I'm a fifteen year old high school sophomore with a passion for writing, reading and talking about books!
I realized from the beginning that The Gypsy King, by Maureen Fergus, is a quirky action packed novel, with pacing trouble. The idea for the novel about sixteen year old Persephone’s attempts at escaping enslavement, were all there but often became lost in Fergus’s need to make the novel 434 pages long. Causing it to be dull at times and when action arose, the chapter often ended and the perspective changed, making you wait even longer for the action.
Fergus sets the medieval era scene by narrating in old English that is still understandable. The novel’s young adult characters also fit the setting— and are refreshing— because of their lack of using the word “like” in unnecessary places, as many YA characters do.

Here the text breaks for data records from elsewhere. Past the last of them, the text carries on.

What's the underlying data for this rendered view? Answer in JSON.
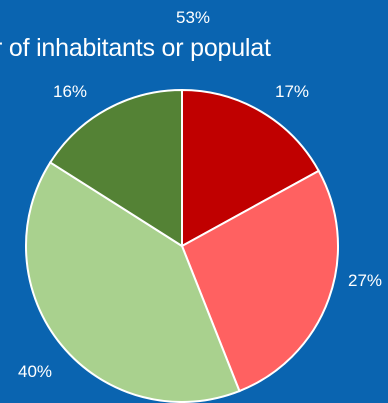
{
  "header": {
    "top_label": "53%",
    "title_fragment": "r of inhabitants  or populat"
  },
  "chart_data": {
    "type": "pie",
    "title": "",
    "start_angle_deg": 0,
    "direction": "clockwise",
    "slices": [
      {
        "label": "17%",
        "value": 17,
        "color": "#c00000"
      },
      {
        "label": "27%",
        "value": 27,
        "color": "#ff6161"
      },
      {
        "label": "40%",
        "value": 40,
        "color": "#a9d18e"
      },
      {
        "label": "16%",
        "value": 16,
        "color": "#548235"
      }
    ],
    "border_color": "#ffffff",
    "legend": "none",
    "grid": false
  }
}
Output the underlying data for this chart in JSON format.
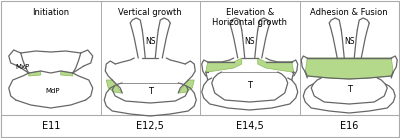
{
  "background_color": "#ffffff",
  "line_color": "#666666",
  "green_fill": "#b5d98a",
  "green_edge": "#8ab85a",
  "border_color": "#aaaaaa",
  "titles": [
    "Initiation",
    "Vertical growth",
    "Elevation &\nHorizontal growth",
    "Adhesion & Fusion"
  ],
  "stages": [
    "E11",
    "E12,5",
    "E14,5",
    "E16"
  ],
  "title_fontsize": 6.0,
  "stage_fontsize": 7.0,
  "lw": 0.9
}
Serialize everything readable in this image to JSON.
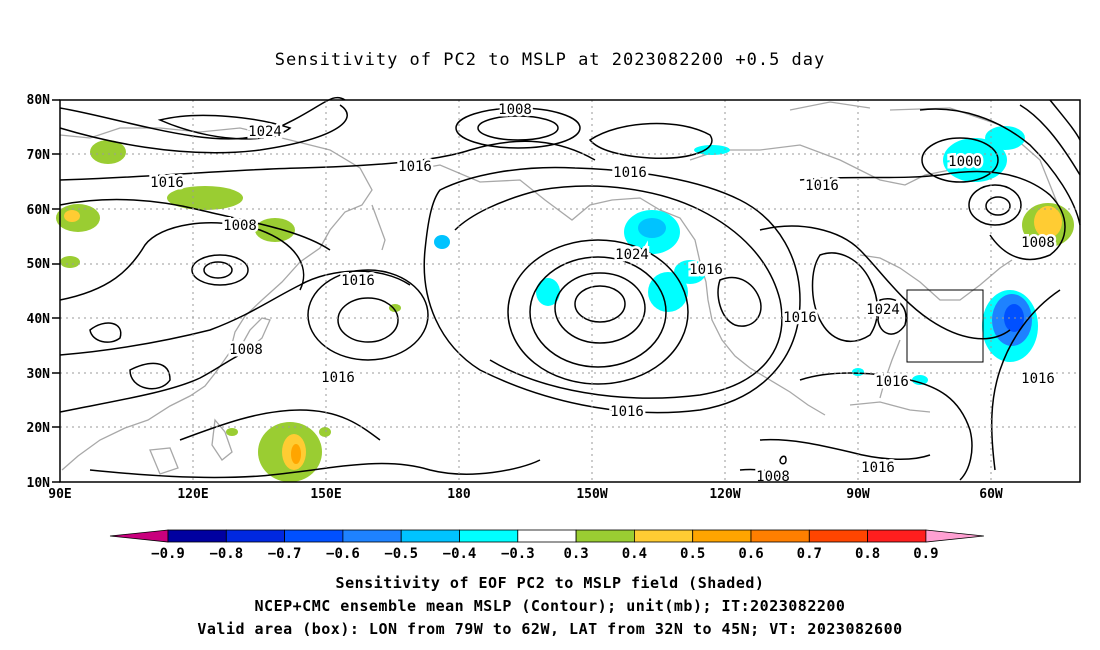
{
  "title": "Sensitivity of PC2 to MSLP at 2023082200 +0.5 day",
  "lat_labels": [
    "80N",
    "70N",
    "60N",
    "50N",
    "40N",
    "30N",
    "20N",
    "10N"
  ],
  "lon_labels": [
    "90E",
    "120E",
    "150E",
    "180",
    "150W",
    "120W",
    "90W",
    "60W"
  ],
  "contour_labels": [
    "1008",
    "1024",
    "1016",
    "1016",
    "1016",
    "1016",
    "1000",
    "1008",
    "1024",
    "1016",
    "1016",
    "1008",
    "1016",
    "1024",
    "1016",
    "1016",
    "1016",
    "1008",
    "1008",
    "1016",
    "1016"
  ],
  "colorbar": {
    "labels": [
      "-0.9",
      "-0.8",
      "-0.7",
      "-0.6",
      "-0.5",
      "-0.4",
      "-0.3",
      "0.3",
      "0.4",
      "0.5",
      "0.6",
      "0.7",
      "0.8",
      "0.9"
    ],
    "colors": [
      "#c8007d",
      "#0000a0",
      "#0028e0",
      "#0050ff",
      "#1e82ff",
      "#00c3ff",
      "#00ffff",
      "#ffffff",
      "#9acd32",
      "#ffcc33",
      "#ffa500",
      "#ff7f00",
      "#ff4500",
      "#ff1e1e",
      "#ffa0d2"
    ]
  },
  "caption": {
    "line1": "Sensitivity of EOF PC2 to MSLP field (Shaded)",
    "line2": "NCEP+CMC ensemble mean MSLP (Contour); unit(mb); IT:2023082200",
    "line3": "Valid area (box): LON from 79W to 62W, LAT from 32N to 45N; VT: 2023082600"
  }
}
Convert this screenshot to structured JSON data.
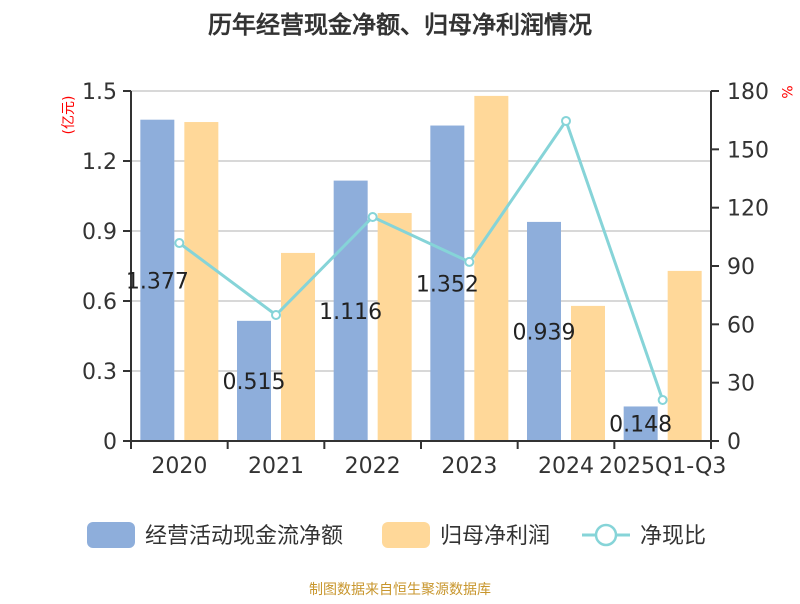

Persephone’s desire to escape is one of the driving forces of the story and is how Fergus displays Persephone’s independence and determination. Though, her attempts at escaping get old the second time when she just makes more trouble for herself and the people trying to help her, which makes her infuriating to read about. She becomes more likable when she discovers that her own freedom could mean the end of other’s. Yet, she remains naïve in believing that everything will work out, making her seem more real in her refusal to change; which turns into an admirable quality of hers.
Azriel; Persephone’s side kick; her polar opposite; the humour of the story. He isn’t the typical tall, dark and everything-always-goes-my-way type, just a charming misfit that ends up with the unfortunate job of trying to protect Persephone. He’s the nothing-ever-goes-my-way type, which makes him more desirable in an underdog sort of way. He was the character you couldn’t wait to read about because of his wit and unpredictability.
But my favorite character was the infamous Regent Mordecai. Cold to the core; Mordecai is manipulative and conniving. His body is crippled, in an Igor like manner, giving him the perfect villainous appearance. The way that Fergus portrays him is phenomenal! You want to hate him because he is so evil— killing the Gypsies and scalping people— but you read his perspective and the more you learn about him the more you begin to pity him and root for him subconsciously.
Though it was slow at times and somewhat underdeveloped, The Gypsy King was enjoyable overall and thought provoking. It would be A Fool’s Errand not to pick up the second book.